J’ai croisé un duo de coureurs un peu avant le ravitaillement de l’Épervier. J’ai parlé un peu avec eux. Cela change le rythme d’être à plusieurs. Mais parler ne m’aide pas beaucoup. Je ferai une partie de la descente sur chemin de gravier avec eux, et je les laisserais filer. J’en profite, pendant que ce n’est pas trop technique pour envoyer un message à mon conjoint. Parfois, un peu d’encouragement est gagnant. Je vais prendre plus de temps que je pensais; « Pas grave. Je vais être là à l’arrivée ». Juste ça, j’avais les yeux pleins d’eau. Un peu sensible pour le moment.

 Le ravitaillement suivant se passe en vitesse. Je sais que ma coach, Renée Hamel, sera sur le prochain. Elle me motivera si cela ne va pas. C’est une belle section de sentier. Un peu technique mais réalisable à la course. Pourtant, je marche trop. Est-ce dû à mon « hors zone de confort » du début? Cela serait à voir, car je pense qu’à cet endroit, j’aurais pu me donner un peu plus.

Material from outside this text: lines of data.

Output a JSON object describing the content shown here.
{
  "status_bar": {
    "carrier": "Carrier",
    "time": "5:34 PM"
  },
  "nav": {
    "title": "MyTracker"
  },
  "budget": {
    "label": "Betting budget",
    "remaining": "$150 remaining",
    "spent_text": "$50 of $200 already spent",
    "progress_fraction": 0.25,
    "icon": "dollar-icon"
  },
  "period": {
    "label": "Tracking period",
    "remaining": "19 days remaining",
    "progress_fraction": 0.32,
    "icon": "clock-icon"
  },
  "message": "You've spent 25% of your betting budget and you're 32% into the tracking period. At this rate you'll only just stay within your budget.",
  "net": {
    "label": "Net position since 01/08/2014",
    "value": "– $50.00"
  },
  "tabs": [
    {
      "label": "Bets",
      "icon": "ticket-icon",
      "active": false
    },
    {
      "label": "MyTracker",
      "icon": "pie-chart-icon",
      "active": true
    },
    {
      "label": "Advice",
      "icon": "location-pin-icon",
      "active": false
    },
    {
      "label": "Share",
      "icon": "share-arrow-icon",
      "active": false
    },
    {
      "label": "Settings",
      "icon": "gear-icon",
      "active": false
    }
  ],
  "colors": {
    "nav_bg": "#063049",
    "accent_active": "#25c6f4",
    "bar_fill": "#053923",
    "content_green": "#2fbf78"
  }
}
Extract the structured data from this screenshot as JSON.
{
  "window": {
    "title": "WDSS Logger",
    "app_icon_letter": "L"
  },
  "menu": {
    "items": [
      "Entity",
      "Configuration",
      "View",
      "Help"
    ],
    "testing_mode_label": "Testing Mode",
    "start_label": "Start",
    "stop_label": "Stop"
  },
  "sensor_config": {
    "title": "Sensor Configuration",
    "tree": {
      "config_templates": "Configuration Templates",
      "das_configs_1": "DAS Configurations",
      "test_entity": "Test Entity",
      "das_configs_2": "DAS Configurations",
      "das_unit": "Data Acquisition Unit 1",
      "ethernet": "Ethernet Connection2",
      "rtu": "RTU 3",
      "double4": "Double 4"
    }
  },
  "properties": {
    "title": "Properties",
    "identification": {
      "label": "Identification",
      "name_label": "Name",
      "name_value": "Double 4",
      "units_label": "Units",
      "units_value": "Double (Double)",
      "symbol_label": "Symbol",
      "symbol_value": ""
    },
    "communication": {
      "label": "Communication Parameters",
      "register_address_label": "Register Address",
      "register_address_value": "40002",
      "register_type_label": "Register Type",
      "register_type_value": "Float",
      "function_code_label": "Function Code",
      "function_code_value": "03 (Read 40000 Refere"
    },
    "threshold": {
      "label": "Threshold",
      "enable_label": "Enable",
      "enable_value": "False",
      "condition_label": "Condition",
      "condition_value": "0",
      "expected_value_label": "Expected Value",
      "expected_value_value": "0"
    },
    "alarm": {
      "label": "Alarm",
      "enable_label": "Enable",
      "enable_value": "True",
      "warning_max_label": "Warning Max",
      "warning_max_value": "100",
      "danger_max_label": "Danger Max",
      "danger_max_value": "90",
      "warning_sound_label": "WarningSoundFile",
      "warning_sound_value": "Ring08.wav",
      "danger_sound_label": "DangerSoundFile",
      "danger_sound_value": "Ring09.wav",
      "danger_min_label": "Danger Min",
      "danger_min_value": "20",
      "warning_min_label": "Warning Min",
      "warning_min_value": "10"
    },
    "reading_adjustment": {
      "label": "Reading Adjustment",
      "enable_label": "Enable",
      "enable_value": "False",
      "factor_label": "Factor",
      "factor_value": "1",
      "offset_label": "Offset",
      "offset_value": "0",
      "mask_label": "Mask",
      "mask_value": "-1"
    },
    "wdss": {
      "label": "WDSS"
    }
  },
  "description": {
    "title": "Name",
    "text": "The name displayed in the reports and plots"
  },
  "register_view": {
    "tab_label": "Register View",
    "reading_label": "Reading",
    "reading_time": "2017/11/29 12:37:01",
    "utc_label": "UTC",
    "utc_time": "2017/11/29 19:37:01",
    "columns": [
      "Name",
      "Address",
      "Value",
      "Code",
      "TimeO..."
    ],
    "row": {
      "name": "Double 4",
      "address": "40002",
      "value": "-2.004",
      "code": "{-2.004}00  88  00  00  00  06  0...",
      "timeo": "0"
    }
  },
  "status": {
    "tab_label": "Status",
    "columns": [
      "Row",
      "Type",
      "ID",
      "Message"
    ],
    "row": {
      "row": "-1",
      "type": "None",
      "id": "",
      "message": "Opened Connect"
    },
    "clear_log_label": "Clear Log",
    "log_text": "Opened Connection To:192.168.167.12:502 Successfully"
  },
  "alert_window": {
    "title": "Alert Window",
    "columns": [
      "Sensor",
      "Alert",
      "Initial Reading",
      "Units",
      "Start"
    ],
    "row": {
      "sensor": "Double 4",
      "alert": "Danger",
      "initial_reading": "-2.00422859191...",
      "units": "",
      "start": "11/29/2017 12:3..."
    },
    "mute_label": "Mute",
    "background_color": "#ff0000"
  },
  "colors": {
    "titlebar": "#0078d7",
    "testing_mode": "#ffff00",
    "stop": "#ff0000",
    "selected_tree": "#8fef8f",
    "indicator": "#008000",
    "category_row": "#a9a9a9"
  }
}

 Enfin, le Split BMR avec ma coach. Un ravitaillement un peu plus long. C’est le moment de sortir la tuque, la lampe frontale, ranger les lunettes. Bref, la préparation pour la noirceur. Je l’ai tellement craint l’an passé, mais cela s’est révélé être un de mes moments préférés. Je voulais le revivre.  Sur ses conseils, je pars en marchant plus vite que mon confort dans les montées et en ralentissant si je vois que c’est un peu trop. La montagne Noire est passée en un clin d’œil! La lampe frontale est sortie un peu avant le sommet et s’annonce ensuite une belle descente dans les sentiers, chemins, et vallons de boue du centre de ski.

Crédit Photo: Sébastien Harbec

Je retiens de cette deuxième expérience sur le 80 que mon mental est plus fort que je le pensais et qu’il peut venir à bout des moments difficiles. En ne mettant pas l’accent sur ce qui ne va pas, tout s’oublie. Penser à autre chose. Compter dans mon cas! Je n’ai pas fait le temps que j’espérais, mais je suis allée apprendre ce que c’était que de sortir de sa zone afin de ne pas avoir à vivre ça pour la première fois l’an prochain. Suis-je prête pour cette distance? Je ne sais pas si on peut l’être, mais je sais que ma tête à vraiment envie d’aller voir ce que c’est. Et mon mental lui semble prêt à affronter. En tout cas, il a su gérer!